Basil Venitis, an Athenian orator, points out Fourth Reich is standardizing mediocrity. Some argue that Fourthreichian standards are necessary because state standards vary in quality. But the same pressures that detract from the quality of many state standards are likely to plague Fourthreichian standards and would be entrenched in a less-responsive and less-accountable Fourthreichian bureaucracy. As a result, the rigor and content of Fourthreichian standards would tend toward the average among states, undercutting states with higher quality standards like Germany and UK.

Curricula is typically designed around standards and tests. With the Eldorado of Corruption now backing Fourthreichian standards and tests through Fourthreichian funding, Brussels is becoming increasingly involved in what ultimately determines curriculum. As a result, Fourthreichian standards would increase conformity in education, which would fail to meet the diverse learning needs of children.

Some argue that standards are necessary so that parents can understand how their children compare to other students across Fourth Reich. But the meaningful information that parents need is already available. What has been missing in some cases are clear reporting of data to parents and the ability of parents to act on it. Information is useful to parents only when they can act on it. Empowering Fourthreichian parents to hold schools accountable through school choice is a crucial element in improving educational outcomes.

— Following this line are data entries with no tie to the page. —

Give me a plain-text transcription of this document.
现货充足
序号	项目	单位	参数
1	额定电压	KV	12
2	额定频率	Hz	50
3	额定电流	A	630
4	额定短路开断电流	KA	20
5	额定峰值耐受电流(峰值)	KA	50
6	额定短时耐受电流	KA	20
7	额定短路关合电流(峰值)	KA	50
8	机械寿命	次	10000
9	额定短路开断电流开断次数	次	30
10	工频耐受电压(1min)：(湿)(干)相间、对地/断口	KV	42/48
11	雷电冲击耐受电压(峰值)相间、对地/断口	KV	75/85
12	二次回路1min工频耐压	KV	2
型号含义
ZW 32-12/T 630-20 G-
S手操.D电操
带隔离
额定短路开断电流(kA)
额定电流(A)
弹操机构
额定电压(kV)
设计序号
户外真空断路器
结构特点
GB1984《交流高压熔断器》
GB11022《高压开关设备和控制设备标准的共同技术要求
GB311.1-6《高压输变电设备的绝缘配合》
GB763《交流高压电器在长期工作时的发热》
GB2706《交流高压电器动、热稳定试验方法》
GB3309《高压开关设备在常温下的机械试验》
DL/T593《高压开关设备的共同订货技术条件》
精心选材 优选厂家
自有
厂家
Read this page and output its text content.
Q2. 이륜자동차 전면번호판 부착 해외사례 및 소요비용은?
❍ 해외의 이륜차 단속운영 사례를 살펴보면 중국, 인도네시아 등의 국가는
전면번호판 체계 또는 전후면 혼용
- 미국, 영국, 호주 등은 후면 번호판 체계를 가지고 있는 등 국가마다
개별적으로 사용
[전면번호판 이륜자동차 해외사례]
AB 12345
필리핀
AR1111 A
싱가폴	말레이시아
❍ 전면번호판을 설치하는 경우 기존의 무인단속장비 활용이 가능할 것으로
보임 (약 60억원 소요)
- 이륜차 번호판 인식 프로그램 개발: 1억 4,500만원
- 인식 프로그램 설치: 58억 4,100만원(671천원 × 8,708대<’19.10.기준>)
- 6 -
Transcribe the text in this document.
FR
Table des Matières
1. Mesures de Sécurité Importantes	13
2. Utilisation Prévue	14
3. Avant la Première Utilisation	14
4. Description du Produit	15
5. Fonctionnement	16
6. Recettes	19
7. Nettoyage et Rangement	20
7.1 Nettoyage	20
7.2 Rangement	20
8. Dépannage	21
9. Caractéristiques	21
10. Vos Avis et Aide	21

Venitis asserts that a real public school is not defined by who owns it, but by universal access and accountability to the public for results. It matters little whether public schools are run by a school board, a group of parents, a teachers union, a company, or a church. Once public money flows to private schools, they are no longer really private. The government's hooks will be firmly set to brainwash and dumb down the kids, in the name of public accountability. Vouchers open the door to government control of private schools. Private schools are already regulated by every State, but they are not as regulated as public achools. If the voucher plan is ever embraced in a big way, we can expect elaborate criteria for determining which schools may accept vouchers.

Public schools dumb down the curriculum, in teaching pseudoesteem over knowledge, in challenging Graecoroman notions of truth and virtue, and in convincing children that their parents are not to be trusted. It is an insidious bargain that encourages young people to stop thinking for themselves in exchange for living in a statist world in which they will never be held accountable and will never be expected to care for themselves.